Le procureur de la Cour pénale internationale (CPI) a mis en lumière le rôle de Laurent Gbagbo et de Charles Blé Goudé dans les violences post-électorales. Des violences organisées, orchestrées et financées par l’ancien Chef d’Etat ivoirien à l’encontre des populations civiles.
Au deuxième jour de la reprise du procès conjoint Laurent Gbagbo – Charles Blé Goudé, Éric Macdonald, le premier substitut du procureur de la CPI a continué la lecture des écritures de l’accusation en réponse aux observations de la défense.
Après avoir rappelé que les éléments de preuves du Bureau du procureur sont crédibles et recevables, l’accusation a démontré que les accusés étaient les principaux donneurs d’ordres qui ont conduit à la commission de nombreux crimes par les FANCI, les FDS, les mercenaires et le GPP. Concernant les forces régulières, « Laurent Gbagbo occupait un poste d’autorité par rapport au FDS (…) Chef de l’Etat et Chef suprême des armées ». Il était donc informé de tout ce qui se passait à Abidjan.
Pour le Bureau du procureur, Laurent Gbagbo était déterminé à rester au pouvoir « par tous les moyens y compris la force » malgré le soutien de la communauté internationale à son rival Alassane Ouattara. Et cette volonté de se maintenir au pouvoir l’a poussé à orchestrer et à mettre en œuvre un « plan commun » dont il était le premier bénéficiaire. L’accusation rappelle que plusieurs rencontres entre Laurent Gbagbo et le haut commandement de l’armée ivoirienne avaient pour but de coordonner des attaques contre des populations civiles jugées proches d’Alassane Ouattara ou des ressortissants de l’Afrique de l’ouest.

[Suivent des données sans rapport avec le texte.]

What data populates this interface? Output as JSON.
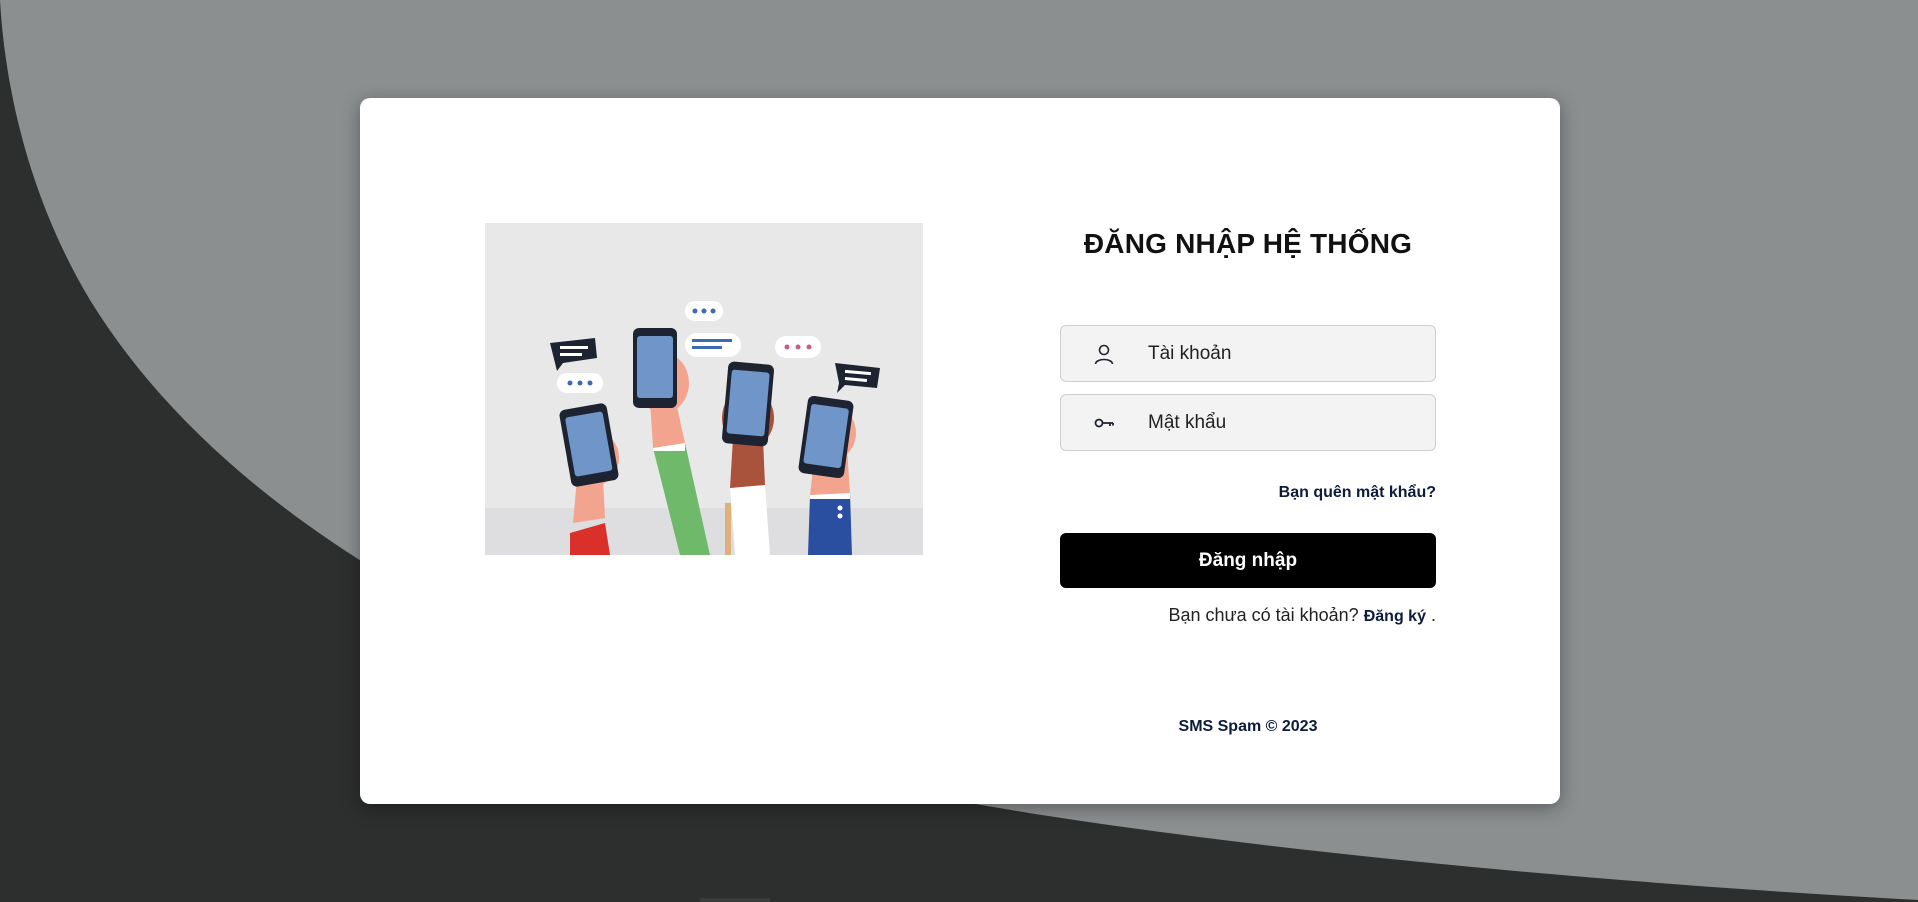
{
  "colors": {
    "background_light": "#8b8f90",
    "background_dark": "#2d2f2e",
    "card": "#ffffff",
    "button": "#000000",
    "link": "#0d1b3d"
  },
  "login": {
    "title": "ĐĂNG NHẬP HỆ THỐNG",
    "username_placeholder": "Tài khoản",
    "username_icon": "user-icon",
    "password_placeholder": "Mật khẩu",
    "password_icon": "key-icon",
    "forgot_link": "Bạn quên mật khẩu?",
    "submit_label": "Đăng nhập",
    "signup_prompt": "Bạn chưa có tài khoản?",
    "signup_link": "Đăng ký",
    "signup_suffix": "."
  },
  "footer": {
    "text": "SMS Spam © 2023"
  }
}
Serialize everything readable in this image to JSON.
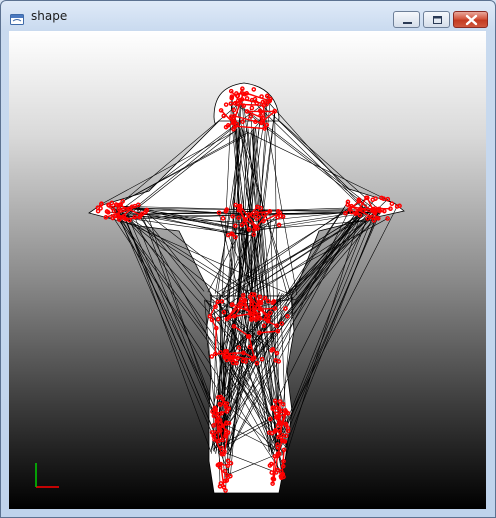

Ainsi, les réunions du 15 décembre 2010 (avant la marche de la RTI le 16 décembre), du 4 janvier 2011 où le général Philipe Mangou a fait le point de la situation d’Abobo, du 12 janvier 2011, du 24 février 2011 et du 14 mars 2011 au Palais présidentiel ont été des moment le haut commandement des FDS a reçu des instructions. Après chacune de ces réunions, des pics de violences ont été observées et témoignent du caractère agressif de la répression des forces pro-Gbagbo.
Une violence à caractère ethnique
Dans ce projet « bien que des ordres écrits n’ont pas été transmis », les ordres à l’armée et les discours du président Gbagbo ont galvanisé les policiers, gendarmes, FDS et les jeunes patriotes. A titre d’exemple, face aux éléments de la CRS (Compagnie républicaine de sécurité) à Divo le 27 août 2010, Laurent Gbagbo aurait invité ses interlocuteurs à « suivre les ordres sans réfléchir ». Les FDS devaient agir pour défendre la Côte d’Ivoire et les accusés ont fourni les moyens pour que cet objectif soit atteint.
« Si Laurent Gbagbo avait démissionné les crimes n’auraient pas été commis ou commis différemment » a rappelé Éric Macdonald.
L’une des caractéristiques des violences que le premier substitut du procureur de la CPI a également mis en exergue est le caractère ethnique de nombreux crimes. Et sur ce point, il a clairement indiqué le rôle de Charles Blé Goudé, présenté comme l’influenceur des jeunes patriotes. Après ses discours et mot d’ordre, les jeunes ont dressé des barrages filtrants où les nordistes et des supposés sympathisants d’Alassane Ouattara étaient violentés, violés et tués.
Charles Blé Goudé est à l’origine de la création du GPP dont les éléments ont lynché et brûlé des civiles sur une base ethnique. Ces jeunes ont été « formés au maniement des armes » et ont servi aux côtés de mercenaires de supplétifs à l’armée dans plusieurs zones d’Abidjan.
L’exécution du « plan commun » était donc basée sur cinq éléments : l’usage de la violence, le recrutement et la formation des miliciens, la réquisition des FANCI, l’incitation des FDS au crime sans aucun risque de sanction et la rhétorique utilisée et dont le message sous-entendu est « Gbagbo doit rester au pouvoir ». A travers le rappel de l’importance des éléments de preuves et la responsabilité conjointe de Laurent Gbagbo et Charles Blé Goudé dans les crimes de la crise post-électorale, le Bureau du procureur continue de croire qu’il n’y a de raison de « faire droit à la requête d’abandon des charges » introduite par les avocats de la défense.